To find the cause of a patient's deafness, researchers identify mutations in candidate genes by studying the so-called coding part of DNA, the part that translates into proteins. In particular, they study whether a mutation produces an abnormal protein that exists in the ear; whether this protein is involved in the development or functioning of the ear; and whether this damage is found in other families. If no abnormality is found in the part of a gene that is transformed into a protein, the search for abnormalities may extend to other elements that have an impact on protein expression and regulation and may therefore also be responsible for deafness.
More than 200 genes have already been identified worldwide as the cause of syndromic deafness. Several of them have been identified in the Imagine Institute's laboratory and many projects are underway, with leads on genes that have not yet been implicated in deafness.

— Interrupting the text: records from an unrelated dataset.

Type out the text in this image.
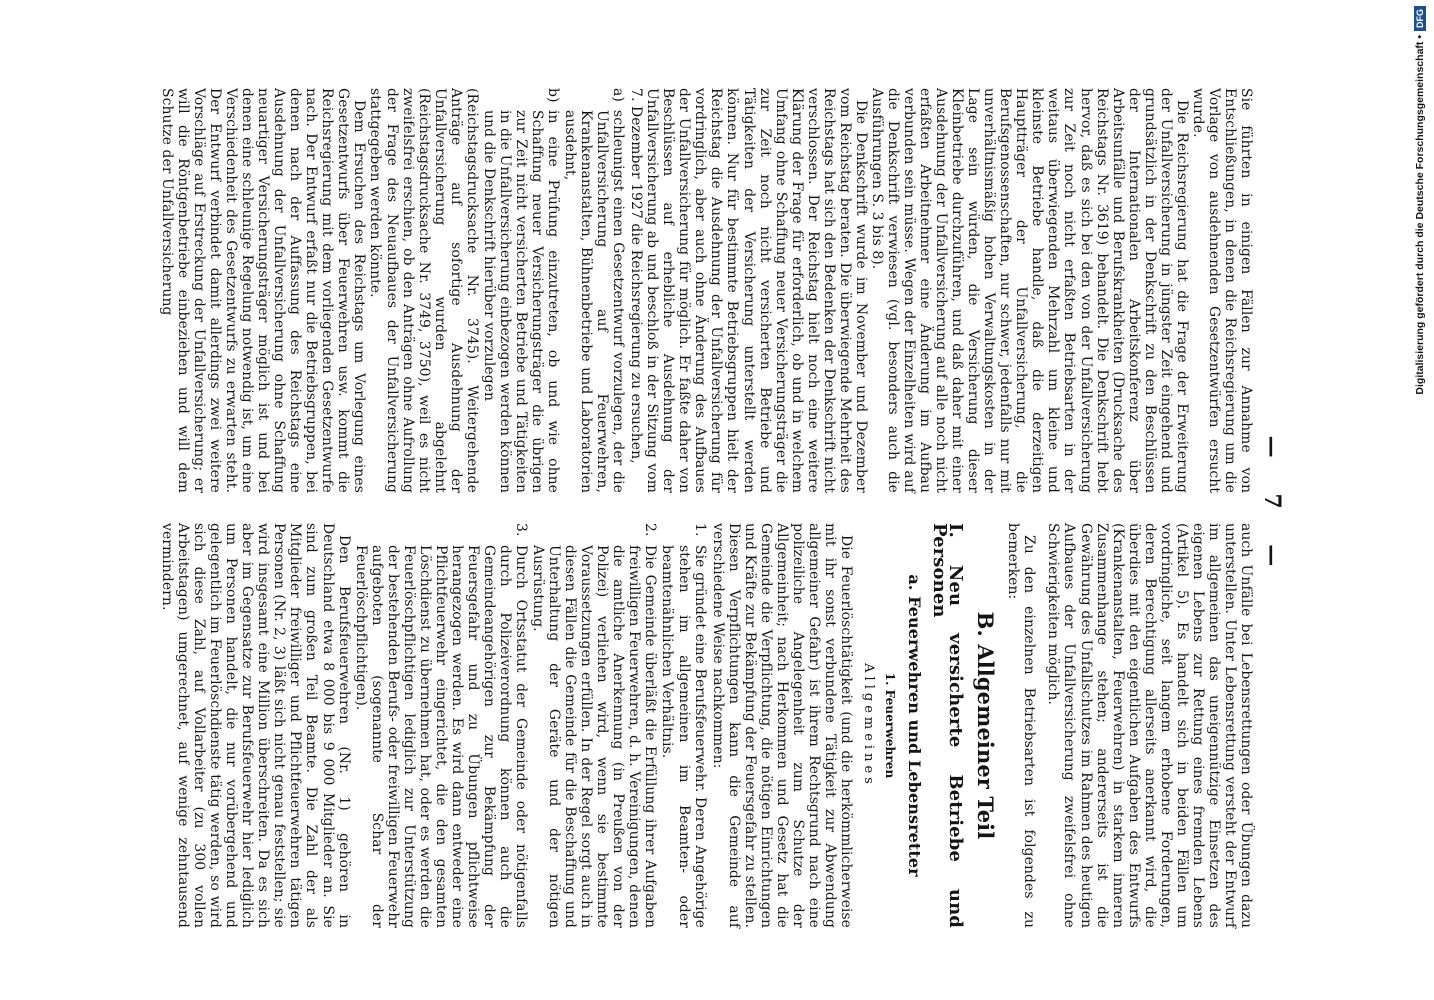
— 7 —

Sie führten in einigen Fällen zur Annahme von Entschließungen, in denen die Reichsregierung um die Vorlage von ausdehnenden Gesetzentwürfen ersucht wurde.

Die Reichsregierung hat die Frage der Erweiterung der Unfallversicherung in jüngster Zeit eingehend und grundsätzlich in der Denkschrift zu den Beschlüssen der Internationalen Arbeitskonferenz über Arbeitsunfälle und Berufskrankheiten (Drucksache des Reichstags Nr. 3619) behandelt. Die Denkschrift hebt hervor, daß es sich bei den von der Unfallversicherung zur Zeit noch nicht erfaßten Betriebsarten in der weitaus überwiegenden Mehrzahl um kleine und kleinste Betriebe handle, daß die derzeitigen Hauptträger der Unfallversicherung, die Berufsgenossenschaften, nur schwer, jedenfalls nur mit unverhältnismäßig hohen Verwaltungskosten in der Lage sein würden, die Versicherung dieser Kleinbetriebe durchzuführen, und daß daher mit einer Ausdehnung der Unfallversicherung auf alle noch nicht erfaßten Arbeitnehmer eine Änderung im Aufbau verbunden sein müsse. Wegen der Einzelheiten wird auf die Denkschrift verwiesen (vgl. besonders auch die Ausführungen S. 3 bis 8).

Die Denkschrift wurde im November und Dezember vom Reichstag beraten. Die überwiegende Mehrheit des Reichstags hat sich den Bedenken der Denkschrift nicht verschlossen. Der Reichstag hielt noch eine weitere Klärung der Frage für erforderlich, ob und in welchem Umfang ohne Schaffung neuer Versicherungsträger die zur Zeit noch nicht versicherten Betriebe und Tätigkeiten der Versicherung unterstellt werden können. Nur für bestimmte Betriebsgruppen hielt der Reichstag die Ausdehnung der Unfallversicherung für vordringlich, aber auch ohne Änderung des Aufbaues der Unfallversicherung für möglich. Er faßte daher von Beschlüssen auf erhebliche Ausdehnung der Unfallversicherung ab und beschloß in der Sitzung vom 7. Dezember 1927 die Reichsregierung zu ersuchen,

a)
schleunigst einen Gesetzentwurf vorzulegen, der die Unfallversicherung auf Feuerwehren, Krankenanstalten, Bühnenbetriebe und Laboratorien ausdehnt,
b)
in eine Prüfung einzutreten, ob und wie ohne Schaffung neuer Versicherungsträger die übrigen zur Zeit nicht versicherten Betriebe und Tätigkeiten in die Unfallversicherung einbezogen werden können und die Denkschrift hierüber vorzulegen

(Reichstagsdrucksache Nr. 3745). Weitergehende Anträge auf sofortige Ausdehnung der Unfallversicherung wurden abgelehnt (Reichstagsdrucksache Nr. 3749, 3750), weil es nicht zweifelsfrei erschien, ob den Anträgen ohne Aufrollung der Frage des Neuaufbaues der Unfallversicherung stattgegeben werden könnte.

Dem Ersuchen des Reichstags um Vorlegung eines Gesetzentwurfs über Feuerwehren usw. kommt die Reichsregierung mit dem vorliegenden Gesetzentwurfe nach. Der Entwurf erfaßt nur die Betriebsgruppen, bei denen nach der Auffassung des Reichstags eine Ausdehnung der Unfallversicherung ohne Schaffung neuartiger Versicherungsträger möglich ist und bei denen eine schleunige Regelung notwendig ist, um eine Verschiedenheit des Gesetzentwurfs zu erwarten steht. Der Entwurf verbindet damit allerdings zwei weitere Vorschläge auf Erstreckung der Unfallversicherung; er will die Röntgenbetriebe einbeziehen und will dem Schutze der Unfallversicherung

auch Unfälle bei Lebensrettungen oder Übungen dazu unterstellen. Unter Lebensrettung versteht der Entwurf im allgemeinen das uneigennützige Einsetzen des eigenen Lebens zur Rettung eines fremden Lebens (Artikel 5). Es handelt sich in beiden Fällen um vordringliche, seit langem erhobene Forderungen, deren Berechtigung allerseits anerkannt wird, die überdies mit den eigentlichen Aufgaben des Entwurfs (Krankenanstalten, Feuerwehren) in starkem inneren Zusammenhange stehen; andererseits ist die Gewährung des Unfallschutzes im Rahmen des heutigen Aufbaues der Unfallversicherung zweifelsfrei ohne Schwierigkeiten möglich.

Zu den einzelnen Betriebsarten ist folgendes zu bemerken:

B. Allgemeiner Teil
I. Neu versicherte Betriebe und Personen
a. Feuerwehren und Lebensretter
1. Feuerwehren
Allgemeines

Die Feuerlöschtätigkeit (und die herkömmlicherweise mit ihr sonst verbundene Tätigkeit zur Abwendung allgemeiner Gefahr) ist ihrem Rechtsgrund nach eine polizeiliche Angelegenheit zum Schutze der Allgemeinheit; nach Herkommen und Gesetz hat die Gemeinde die Verpflichtung, die nötigen Einrichtungen und Kräfte zur Bekämpfung der Feuersgefahr zu stellen. Diesen Verpflichtungen kann die Gemeinde auf verschiedene Weise nachkommen:

1.
Sie gründet eine Berufsfeuerwehr. Deren Angehörige stehen im allgemeinen im Beamten- oder beamtenähnlichen Verhältnis.
2.
Die Gemeinde überläßt die Erfüllung ihrer Aufgaben freiwilligen Feuerwehren, d. h. Vereinigungen, denen die amtliche Anerkennung (in Preußen von der Polizei) verliehen wird, wenn sie bestimmte Voraussetzungen erfüllen. In der Regel sorgt auch in diesen Fällen die Gemeinde für die Beschaffung und Unterhaltung der Geräte und der nötigen Ausrüstung.
3.
Durch Ortsstatut der Gemeinde oder nötigenfalls durch Polizeiverordnung können auch die Gemeindeangehörigen zur Bekämpfung der Feuersgefahr und zu Übungen pflichtweise herangezogen werden. Es wird dann entweder eine Pflichtfeuerwehr eingerichtet, die den gesamten Löschdienst zu übernehmen hat, oder es werden die Feuerlöschpflichtigen lediglich zur Unterstützung der bestehenden Berufs- oder freiwilligen Feuerwehr aufgeboten (sogenannte Schar der Feuerlöschpflichtigen).

Den Berufsfeuerwehren (Nr. 1) gehören in Deutschland etwa 8 000 bis 9 000 Mitglieder an. Sie sind zum großen Teil Beamte. Die Zahl der als Mitglieder freiwilliger und Pflichtfeuerwehren tätigen Personen (Nr. 2, 3) läßt sich nicht genau feststellen; sie wird insgesamt eine Million überschreiten. Da es sich aber im Gegensatze zur Berufsfeuerwehr hier lediglich um Personen handelt, die nur vorübergehend und gelegentlich im Feuerlöschdienste tätig werden, so wird sich diese Zahl, auf Vollarbeiter (zu 300 vollen Arbeitstagen) umgerechnet, auf wenige zehntausend vermindern.

Digitalisierung gefördert durch die Deutsche Forschungsgemeinschaft •
DFG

3rd step: from research to the patient, the diagnosis
If the research team is able to identify a new gene responsible for the patient's deafness, it then goes back to the participating families to let them know the cause of their deafness.
These scientific advances will then benefit other patients by being integrated into the genetic tests offered in consultation. The identification of a new gene can therefore make it possible to provide a diagnosis to other patients in the waiting list but also to future patients with the same genetic anomaly. Identifying the cause of deafness makes it possible to improve medical care (indications for certain hearing aids; advice and care for future pregnancies; prognosis; prevention, etc.). These discoveries also contribute to a better understanding of how hearing works in general and to the search for treatments.

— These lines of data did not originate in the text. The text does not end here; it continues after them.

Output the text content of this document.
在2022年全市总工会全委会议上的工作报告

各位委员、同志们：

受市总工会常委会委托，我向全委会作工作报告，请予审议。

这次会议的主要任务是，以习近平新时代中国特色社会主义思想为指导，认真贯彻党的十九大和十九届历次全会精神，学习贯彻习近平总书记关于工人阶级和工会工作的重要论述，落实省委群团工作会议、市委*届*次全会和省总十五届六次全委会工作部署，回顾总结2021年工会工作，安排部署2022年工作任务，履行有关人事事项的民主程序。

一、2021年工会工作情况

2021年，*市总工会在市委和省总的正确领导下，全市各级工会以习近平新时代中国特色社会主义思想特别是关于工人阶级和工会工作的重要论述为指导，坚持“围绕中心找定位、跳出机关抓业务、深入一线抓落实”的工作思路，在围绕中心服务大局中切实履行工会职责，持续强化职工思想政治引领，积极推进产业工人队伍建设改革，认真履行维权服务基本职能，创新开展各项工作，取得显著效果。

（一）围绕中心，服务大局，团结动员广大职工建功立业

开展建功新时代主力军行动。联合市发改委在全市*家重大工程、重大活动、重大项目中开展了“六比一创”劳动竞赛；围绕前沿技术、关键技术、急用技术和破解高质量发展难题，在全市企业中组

Once the diagnosis has been made, the management of patients
To date, there are different types of multidisciplinary care available, but there is no treatment yet. However, the results of research conducted at Imagine suggest that treatments will be available in the future.
The research team dedicated to developmental abnormalities of the ear at Imagine, in collaboration with the ENT department of Hôpital Necker-Enfants malades AP-HP and the Institut de l'Audition, is already working on a hospital-university research project (RHU) aimed at developing a first gene therapy for a type of profound deafness in children.